Greffes endothéliales sur implant de chambre antérieure
La décompensation endothéliale sur implant de chambre antérieure fait encore partie des causes classiques de décompensation œdémateuse de la cornée. Si les implants de type artisan ont progressivement remplacé ceux à support angulaire, d’autres implants de chambre antérieure plus originaux sont aujourd’hui retrouvés : implants iriens cosmétiques, tubes et drains de glaucome insérés dans l’angle et moins respectueux que prévu pour l’endothélium, ou même inserts pharmacologiques ayant malencontreusement migré en chambre antérieure.
Dans tous les cas, l’analyse de la situation permettra de combiner l’ablation ou non de l’agent causal associé ou non à une greffe endothéliale. Il n’est pas rare de voir un œdème cornéen régresser à l’ablation d’un insert de chambre antérieure sans avoir recours à la greffe, ni de respecter un implant de chambre antérieur implanté de longue date ou un implant phake chez des sujets jeunes sans cataracte (figure 2), ni de réaliser une greffe endothéliale isolée sans retrait des implants.

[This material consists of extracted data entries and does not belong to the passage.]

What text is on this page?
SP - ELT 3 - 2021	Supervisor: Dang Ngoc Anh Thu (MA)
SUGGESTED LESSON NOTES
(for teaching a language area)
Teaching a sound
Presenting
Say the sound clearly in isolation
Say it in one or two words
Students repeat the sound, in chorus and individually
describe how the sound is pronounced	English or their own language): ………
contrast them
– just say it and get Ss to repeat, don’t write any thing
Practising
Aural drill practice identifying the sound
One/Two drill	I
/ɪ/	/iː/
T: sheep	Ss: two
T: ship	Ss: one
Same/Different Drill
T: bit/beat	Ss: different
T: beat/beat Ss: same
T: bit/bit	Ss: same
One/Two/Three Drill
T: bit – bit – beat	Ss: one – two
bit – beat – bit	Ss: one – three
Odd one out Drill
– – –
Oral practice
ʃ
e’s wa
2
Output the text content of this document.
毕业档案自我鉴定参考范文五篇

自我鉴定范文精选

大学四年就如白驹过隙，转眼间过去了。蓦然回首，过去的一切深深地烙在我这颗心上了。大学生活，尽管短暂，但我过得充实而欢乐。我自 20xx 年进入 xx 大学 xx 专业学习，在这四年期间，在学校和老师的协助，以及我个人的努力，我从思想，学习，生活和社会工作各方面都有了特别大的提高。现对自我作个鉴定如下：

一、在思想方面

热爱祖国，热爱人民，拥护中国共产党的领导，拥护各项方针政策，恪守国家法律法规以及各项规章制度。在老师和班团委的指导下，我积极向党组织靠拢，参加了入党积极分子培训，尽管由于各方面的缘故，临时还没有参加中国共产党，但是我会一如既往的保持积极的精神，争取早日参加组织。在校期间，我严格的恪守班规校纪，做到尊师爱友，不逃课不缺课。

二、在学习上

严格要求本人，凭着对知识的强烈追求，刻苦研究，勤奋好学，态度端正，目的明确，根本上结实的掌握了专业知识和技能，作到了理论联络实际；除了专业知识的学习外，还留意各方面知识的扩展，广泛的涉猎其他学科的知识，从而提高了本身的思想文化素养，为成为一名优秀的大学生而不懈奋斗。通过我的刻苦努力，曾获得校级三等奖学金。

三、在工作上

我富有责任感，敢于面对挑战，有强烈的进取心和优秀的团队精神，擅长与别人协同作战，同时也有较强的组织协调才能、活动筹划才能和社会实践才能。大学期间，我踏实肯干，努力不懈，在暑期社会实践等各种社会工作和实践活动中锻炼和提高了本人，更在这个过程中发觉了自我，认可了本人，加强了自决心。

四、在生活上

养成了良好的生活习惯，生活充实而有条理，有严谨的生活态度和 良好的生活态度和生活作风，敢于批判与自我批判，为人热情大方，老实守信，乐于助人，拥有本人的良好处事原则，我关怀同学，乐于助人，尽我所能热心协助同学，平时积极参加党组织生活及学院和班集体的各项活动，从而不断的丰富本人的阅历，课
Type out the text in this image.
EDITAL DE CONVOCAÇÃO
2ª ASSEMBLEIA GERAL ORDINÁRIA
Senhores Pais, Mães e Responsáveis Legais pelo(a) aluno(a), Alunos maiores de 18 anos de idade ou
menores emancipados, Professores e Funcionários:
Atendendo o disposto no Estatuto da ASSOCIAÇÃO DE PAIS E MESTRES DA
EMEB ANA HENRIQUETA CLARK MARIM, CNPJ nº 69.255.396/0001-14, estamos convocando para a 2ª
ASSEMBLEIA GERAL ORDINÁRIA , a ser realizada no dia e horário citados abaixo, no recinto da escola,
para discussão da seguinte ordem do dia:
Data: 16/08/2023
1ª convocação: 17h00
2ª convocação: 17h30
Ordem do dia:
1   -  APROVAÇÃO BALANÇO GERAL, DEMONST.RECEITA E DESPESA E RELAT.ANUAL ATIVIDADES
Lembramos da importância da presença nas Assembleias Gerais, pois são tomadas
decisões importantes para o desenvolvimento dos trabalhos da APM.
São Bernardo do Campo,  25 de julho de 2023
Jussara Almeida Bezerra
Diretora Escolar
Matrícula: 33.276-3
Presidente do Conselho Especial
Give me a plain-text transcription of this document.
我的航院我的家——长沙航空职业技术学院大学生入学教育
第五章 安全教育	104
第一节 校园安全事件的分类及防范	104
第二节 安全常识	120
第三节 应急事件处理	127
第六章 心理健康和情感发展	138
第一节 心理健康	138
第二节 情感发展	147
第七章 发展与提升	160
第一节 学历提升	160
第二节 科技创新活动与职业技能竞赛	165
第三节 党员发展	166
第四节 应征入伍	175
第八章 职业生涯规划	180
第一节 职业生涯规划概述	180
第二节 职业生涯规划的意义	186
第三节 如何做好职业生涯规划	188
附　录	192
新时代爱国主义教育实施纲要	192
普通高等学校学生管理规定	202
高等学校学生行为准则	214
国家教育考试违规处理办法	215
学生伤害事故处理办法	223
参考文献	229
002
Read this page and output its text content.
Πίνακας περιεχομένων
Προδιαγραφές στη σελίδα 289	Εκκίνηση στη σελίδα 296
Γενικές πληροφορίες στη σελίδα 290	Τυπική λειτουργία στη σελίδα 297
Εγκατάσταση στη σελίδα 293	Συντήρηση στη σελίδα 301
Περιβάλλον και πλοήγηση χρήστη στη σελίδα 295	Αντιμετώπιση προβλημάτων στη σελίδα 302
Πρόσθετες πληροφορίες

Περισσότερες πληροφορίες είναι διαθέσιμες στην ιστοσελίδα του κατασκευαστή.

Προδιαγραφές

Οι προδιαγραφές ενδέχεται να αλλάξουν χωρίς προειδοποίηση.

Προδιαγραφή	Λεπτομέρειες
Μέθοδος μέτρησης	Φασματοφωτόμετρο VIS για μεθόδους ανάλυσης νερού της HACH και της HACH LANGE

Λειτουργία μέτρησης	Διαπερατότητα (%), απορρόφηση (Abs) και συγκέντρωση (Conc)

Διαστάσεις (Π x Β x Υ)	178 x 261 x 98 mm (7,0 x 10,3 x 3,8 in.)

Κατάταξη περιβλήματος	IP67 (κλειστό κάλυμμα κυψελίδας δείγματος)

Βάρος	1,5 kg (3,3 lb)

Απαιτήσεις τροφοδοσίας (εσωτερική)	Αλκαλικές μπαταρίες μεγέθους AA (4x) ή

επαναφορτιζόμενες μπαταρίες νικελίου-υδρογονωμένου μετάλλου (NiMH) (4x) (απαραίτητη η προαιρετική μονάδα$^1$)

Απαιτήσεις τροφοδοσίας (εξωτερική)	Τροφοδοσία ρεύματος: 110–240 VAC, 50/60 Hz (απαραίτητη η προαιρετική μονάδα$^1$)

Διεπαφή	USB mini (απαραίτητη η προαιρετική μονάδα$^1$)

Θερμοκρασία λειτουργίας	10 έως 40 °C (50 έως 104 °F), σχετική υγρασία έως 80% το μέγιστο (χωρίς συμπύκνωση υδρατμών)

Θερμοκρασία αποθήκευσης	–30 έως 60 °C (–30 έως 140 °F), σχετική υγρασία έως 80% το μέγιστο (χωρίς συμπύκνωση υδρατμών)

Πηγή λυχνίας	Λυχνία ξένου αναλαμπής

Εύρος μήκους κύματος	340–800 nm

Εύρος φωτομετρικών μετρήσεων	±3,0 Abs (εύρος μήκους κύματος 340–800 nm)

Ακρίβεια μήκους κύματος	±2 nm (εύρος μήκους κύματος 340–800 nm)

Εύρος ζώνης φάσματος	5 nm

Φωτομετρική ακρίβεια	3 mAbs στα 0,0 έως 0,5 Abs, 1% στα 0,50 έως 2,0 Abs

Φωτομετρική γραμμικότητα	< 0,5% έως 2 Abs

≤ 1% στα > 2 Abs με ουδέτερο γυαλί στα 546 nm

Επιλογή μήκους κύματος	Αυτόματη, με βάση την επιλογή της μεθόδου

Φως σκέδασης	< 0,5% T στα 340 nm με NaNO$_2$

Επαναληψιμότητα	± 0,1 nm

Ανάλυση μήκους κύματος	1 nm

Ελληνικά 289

Greffes endothéliales postendothélite virale
Les décompensations endothéliales dans un contexte d’endothélite virale aux virus du groupe herpès ne sont pas si rares en pratique clinique. Elles peuvent survenir à tout âge, après de nombreuses poussées de kératite ou dans les suites d’une forme particulièrement sévère. La question d’une greffe endothéliale de type DMEK dans un contexte inflammatoire et infectieux doit être sérieusement évaluée avec le patient. Nous avons rapporté, il y a quelques années, une série de cas de DMEK postendothélite et si la supériorité de la DMEK sur les greffes transfixiantes doit être signalée, les complications liées aux antécédents d’herpès cornéen telles que les récidives d’endothélite (malgré une prophylaxie antivirale bien conduite), les kératites neurotrophiques et les rejets sont fréquentes… Lorsque la greffe s’impose, des mesures préventives doivent être prises pour limiter la iatrogénie locale et prévenir les récidives virales.
Pour en savoir plus
Thuret G, Poinard S, Garcin T, Gain P. Who first described Descemetorhexis without endothelial keratoplasty (DWEK) for the management of Fuchs’ corneal endothelial dystrophy? J Fr Ophtalmol. 2022; S0181-5512(21)00505-2.
Guindolet D, Huynh O, Martin GC et al. Cystoid macular oedema after descemet membrane endothelial keratoplasty. Br J Ophthalmol. 2021;bjophthalmol-2021-319455.
Abdelmassih Y, Dubrulle P, Sitbon C et al. Therapeutic challenges and prognosis of descemet’s membrane endothelial keratoplasty in herpes simplex eye disease. Cornea. 2019;38(5):553-8.
Necip K, Oltulu R, Levent D, Osman GA. Descemet membrane endothelial keratoplasty in toxic anterior segment syndrome: A case series. Cornea. 2021;40(8):1007-10.